Twenty-five patients were studied after induction of general anaesthesia. Haemodynamic data [cardiac index (CI), respiratory variations in arterial pulse pressure (DeltaPP), DeltaPOP, and PVI] were recorded before and after volume expansion (500 ml of hetastarch 6%). Fluid responsiveness was defined as an increase in CI > or =15%.

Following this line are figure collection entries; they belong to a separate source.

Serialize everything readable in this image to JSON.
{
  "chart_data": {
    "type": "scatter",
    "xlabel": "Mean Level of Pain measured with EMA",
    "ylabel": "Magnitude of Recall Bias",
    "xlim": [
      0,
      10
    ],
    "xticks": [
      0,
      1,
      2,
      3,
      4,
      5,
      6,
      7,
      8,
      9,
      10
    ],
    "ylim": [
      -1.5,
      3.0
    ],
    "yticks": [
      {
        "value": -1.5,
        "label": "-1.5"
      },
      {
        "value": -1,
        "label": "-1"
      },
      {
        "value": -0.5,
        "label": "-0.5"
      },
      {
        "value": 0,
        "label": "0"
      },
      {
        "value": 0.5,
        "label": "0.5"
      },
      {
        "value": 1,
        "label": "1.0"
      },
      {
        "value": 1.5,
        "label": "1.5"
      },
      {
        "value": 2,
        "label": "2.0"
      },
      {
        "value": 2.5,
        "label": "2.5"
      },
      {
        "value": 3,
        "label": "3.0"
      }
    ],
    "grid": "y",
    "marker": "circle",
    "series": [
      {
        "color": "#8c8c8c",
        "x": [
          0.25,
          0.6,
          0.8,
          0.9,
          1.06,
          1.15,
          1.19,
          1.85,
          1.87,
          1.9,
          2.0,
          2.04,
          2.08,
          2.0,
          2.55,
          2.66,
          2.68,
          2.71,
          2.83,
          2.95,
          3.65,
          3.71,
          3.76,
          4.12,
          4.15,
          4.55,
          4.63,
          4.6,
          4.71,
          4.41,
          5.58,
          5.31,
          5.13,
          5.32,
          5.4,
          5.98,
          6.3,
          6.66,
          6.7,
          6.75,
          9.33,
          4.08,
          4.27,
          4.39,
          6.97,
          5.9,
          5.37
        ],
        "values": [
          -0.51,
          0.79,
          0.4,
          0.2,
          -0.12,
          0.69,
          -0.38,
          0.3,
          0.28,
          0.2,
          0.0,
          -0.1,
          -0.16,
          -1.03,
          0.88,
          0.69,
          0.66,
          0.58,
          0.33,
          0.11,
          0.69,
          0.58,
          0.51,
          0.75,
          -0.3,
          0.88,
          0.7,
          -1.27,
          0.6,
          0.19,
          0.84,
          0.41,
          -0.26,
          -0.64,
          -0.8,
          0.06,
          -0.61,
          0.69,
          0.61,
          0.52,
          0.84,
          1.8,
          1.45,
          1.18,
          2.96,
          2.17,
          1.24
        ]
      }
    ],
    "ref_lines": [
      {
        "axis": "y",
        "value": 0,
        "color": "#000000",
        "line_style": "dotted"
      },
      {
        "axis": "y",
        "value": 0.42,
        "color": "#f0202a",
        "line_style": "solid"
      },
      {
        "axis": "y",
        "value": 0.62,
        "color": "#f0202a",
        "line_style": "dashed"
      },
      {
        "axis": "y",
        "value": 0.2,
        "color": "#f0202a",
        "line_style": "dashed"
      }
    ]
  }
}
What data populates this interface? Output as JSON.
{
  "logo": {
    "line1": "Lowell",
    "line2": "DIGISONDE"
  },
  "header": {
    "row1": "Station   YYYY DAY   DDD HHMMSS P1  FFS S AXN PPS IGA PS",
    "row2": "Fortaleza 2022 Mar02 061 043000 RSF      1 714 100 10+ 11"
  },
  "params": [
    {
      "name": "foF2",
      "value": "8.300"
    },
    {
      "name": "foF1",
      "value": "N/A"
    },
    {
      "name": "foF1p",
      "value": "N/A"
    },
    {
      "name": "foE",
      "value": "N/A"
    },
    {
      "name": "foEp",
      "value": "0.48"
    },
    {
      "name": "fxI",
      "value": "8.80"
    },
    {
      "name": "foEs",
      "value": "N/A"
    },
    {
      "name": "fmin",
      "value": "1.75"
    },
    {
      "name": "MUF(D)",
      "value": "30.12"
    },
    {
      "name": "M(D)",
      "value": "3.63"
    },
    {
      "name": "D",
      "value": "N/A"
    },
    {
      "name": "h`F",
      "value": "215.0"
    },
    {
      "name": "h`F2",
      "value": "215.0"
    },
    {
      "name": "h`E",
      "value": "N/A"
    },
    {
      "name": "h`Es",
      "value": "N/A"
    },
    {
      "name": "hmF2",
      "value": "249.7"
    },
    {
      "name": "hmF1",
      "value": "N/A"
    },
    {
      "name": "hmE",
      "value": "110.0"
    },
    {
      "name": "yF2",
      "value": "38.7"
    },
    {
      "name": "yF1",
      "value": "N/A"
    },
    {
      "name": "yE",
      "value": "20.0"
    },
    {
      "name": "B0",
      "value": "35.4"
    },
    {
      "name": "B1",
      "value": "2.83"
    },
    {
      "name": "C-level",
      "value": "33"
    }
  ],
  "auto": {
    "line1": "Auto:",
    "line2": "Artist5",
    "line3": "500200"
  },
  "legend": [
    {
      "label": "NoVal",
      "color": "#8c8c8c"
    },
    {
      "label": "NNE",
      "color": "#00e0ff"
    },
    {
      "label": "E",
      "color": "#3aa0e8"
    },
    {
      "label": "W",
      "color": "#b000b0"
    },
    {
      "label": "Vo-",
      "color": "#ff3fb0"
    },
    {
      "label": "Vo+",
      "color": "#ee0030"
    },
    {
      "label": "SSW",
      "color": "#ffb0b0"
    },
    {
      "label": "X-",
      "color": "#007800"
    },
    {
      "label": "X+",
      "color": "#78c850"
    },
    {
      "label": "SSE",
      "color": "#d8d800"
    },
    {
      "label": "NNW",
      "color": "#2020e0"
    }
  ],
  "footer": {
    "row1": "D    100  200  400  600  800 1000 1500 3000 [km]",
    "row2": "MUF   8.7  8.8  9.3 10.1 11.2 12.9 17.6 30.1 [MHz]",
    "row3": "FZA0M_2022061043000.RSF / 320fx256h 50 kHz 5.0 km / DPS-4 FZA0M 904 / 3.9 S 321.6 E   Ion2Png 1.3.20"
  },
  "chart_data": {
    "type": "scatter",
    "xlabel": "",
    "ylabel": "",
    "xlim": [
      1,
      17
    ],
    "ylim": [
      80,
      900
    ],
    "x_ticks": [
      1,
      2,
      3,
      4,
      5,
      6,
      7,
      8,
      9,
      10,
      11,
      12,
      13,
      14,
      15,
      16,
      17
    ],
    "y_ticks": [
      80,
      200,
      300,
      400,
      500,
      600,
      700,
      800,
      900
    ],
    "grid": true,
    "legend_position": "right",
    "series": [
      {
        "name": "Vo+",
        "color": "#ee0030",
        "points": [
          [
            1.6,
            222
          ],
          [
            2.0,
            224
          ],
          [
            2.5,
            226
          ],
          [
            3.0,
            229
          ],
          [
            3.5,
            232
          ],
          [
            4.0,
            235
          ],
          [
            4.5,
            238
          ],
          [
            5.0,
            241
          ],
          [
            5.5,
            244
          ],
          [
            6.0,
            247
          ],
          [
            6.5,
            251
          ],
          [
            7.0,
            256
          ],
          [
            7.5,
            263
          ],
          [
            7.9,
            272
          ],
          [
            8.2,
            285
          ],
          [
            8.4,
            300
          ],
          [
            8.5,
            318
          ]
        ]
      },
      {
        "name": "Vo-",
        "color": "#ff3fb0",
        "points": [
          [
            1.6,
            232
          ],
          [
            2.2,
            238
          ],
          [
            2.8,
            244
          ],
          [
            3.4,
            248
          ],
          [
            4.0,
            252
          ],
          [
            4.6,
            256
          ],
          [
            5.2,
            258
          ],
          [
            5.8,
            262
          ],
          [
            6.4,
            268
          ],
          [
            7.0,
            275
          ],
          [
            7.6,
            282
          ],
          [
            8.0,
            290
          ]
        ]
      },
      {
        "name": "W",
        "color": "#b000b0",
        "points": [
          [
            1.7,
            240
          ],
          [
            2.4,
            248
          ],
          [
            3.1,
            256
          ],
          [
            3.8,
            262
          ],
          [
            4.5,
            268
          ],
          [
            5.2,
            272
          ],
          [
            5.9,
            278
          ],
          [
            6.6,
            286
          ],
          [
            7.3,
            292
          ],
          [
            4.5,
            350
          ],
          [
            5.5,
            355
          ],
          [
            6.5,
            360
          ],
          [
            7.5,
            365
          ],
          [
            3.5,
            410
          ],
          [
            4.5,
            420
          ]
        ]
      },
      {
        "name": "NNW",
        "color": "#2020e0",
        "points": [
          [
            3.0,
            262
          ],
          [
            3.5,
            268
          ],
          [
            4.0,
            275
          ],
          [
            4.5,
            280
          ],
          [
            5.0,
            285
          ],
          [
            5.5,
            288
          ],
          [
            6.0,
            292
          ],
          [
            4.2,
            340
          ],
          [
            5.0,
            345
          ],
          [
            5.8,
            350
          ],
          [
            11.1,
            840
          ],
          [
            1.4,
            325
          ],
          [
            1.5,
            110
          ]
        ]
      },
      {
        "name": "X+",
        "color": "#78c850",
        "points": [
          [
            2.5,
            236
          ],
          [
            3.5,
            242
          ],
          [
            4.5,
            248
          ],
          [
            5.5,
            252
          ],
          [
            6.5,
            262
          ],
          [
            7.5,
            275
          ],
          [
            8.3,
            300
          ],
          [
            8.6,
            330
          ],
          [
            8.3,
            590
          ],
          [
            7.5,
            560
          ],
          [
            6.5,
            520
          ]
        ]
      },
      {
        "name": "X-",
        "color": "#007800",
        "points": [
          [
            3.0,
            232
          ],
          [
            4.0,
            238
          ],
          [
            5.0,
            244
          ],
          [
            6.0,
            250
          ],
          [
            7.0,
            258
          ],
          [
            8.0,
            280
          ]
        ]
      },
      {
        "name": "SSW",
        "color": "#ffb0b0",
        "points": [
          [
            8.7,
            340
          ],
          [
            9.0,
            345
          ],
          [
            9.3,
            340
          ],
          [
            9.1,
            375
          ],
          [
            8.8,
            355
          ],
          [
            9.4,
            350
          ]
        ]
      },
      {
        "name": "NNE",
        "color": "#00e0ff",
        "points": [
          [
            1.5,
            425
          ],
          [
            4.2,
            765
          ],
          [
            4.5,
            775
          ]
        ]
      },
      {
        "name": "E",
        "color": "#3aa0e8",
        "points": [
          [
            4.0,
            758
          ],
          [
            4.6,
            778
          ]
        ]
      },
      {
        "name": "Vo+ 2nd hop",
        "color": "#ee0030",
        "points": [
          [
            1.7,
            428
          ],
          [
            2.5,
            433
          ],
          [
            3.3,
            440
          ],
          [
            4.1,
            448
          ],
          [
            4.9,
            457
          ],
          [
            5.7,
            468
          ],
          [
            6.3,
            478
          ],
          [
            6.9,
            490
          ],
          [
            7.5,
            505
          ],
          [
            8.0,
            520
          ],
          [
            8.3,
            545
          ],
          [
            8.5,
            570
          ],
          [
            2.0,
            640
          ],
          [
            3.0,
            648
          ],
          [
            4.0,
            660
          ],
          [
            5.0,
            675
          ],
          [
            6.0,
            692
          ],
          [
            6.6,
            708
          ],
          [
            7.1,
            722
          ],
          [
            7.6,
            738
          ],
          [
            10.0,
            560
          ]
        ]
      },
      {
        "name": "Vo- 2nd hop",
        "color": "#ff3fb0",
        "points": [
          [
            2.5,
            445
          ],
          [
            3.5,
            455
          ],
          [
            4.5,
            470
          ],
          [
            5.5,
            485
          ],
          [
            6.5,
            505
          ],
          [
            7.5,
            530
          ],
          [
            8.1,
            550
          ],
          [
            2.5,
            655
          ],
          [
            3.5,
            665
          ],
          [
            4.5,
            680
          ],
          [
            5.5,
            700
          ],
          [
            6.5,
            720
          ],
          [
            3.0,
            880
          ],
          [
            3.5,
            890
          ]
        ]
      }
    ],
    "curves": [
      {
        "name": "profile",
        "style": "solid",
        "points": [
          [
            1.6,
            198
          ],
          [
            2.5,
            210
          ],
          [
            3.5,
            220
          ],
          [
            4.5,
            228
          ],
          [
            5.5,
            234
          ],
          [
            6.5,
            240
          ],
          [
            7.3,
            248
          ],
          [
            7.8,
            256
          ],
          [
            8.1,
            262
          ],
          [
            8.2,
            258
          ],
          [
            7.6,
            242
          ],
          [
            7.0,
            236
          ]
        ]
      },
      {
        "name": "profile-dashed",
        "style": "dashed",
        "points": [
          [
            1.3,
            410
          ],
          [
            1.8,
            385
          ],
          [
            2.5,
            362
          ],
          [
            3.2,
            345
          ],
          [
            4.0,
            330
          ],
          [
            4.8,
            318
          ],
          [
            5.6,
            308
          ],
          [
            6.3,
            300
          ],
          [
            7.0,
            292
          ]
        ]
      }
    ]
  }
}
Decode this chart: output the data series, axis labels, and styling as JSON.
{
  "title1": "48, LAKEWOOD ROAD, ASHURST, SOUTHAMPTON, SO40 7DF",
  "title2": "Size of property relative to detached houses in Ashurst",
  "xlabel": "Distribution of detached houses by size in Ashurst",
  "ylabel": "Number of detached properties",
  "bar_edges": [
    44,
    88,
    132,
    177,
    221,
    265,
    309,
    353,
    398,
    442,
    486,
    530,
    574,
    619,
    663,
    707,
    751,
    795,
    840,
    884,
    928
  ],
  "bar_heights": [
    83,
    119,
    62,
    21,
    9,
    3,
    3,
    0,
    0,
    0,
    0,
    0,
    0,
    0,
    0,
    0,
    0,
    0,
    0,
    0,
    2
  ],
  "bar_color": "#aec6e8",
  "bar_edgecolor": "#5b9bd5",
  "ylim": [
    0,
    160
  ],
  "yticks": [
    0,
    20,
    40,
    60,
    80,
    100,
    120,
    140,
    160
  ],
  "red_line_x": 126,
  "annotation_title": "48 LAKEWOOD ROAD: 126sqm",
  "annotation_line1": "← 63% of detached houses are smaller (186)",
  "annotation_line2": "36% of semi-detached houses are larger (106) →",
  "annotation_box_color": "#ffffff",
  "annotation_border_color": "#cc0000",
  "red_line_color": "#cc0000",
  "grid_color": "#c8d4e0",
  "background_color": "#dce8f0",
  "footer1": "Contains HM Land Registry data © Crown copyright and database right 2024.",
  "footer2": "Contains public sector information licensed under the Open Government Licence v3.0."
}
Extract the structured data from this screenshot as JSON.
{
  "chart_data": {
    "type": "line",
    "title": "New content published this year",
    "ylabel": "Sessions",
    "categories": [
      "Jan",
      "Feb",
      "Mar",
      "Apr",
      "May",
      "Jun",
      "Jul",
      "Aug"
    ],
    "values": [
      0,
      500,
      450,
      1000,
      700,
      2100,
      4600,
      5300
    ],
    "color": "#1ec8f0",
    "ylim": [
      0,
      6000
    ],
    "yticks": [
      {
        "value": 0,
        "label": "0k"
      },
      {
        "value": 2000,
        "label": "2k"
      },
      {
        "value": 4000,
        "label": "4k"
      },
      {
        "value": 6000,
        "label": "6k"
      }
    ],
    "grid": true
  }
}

Volume expansion induced changes in CI [2.0 (sd 0.9) to 2.5 (1.2) litre min(-1) m(-2); P<0.01], DeltaPOP [15 (7)% to 8 (3)%; P<0.01], and PVI [14 (7)% to 9 (3)%; P<0.01]. DeltaPOP and PVI were higher in responders than in non-responders [19 (9)% vs 9 (4)% and 18 (6)% vs 8 (4)%, respectively; P<0.01 for both]. A PVI >14% before volume expansion discriminated between responders and non-responders with 81% sensitivity and 100% specificity. There was a significant relationship between PVI before volume expansion and change in CI after volume expansion (r=0.67; P<0.01).


PVI, an automatic and continuous monitor of DeltaPOP, can predict fluid responsiveness non-invasively in mechanically ventilated patients during general anaesthesia. This index has potential clinical applications.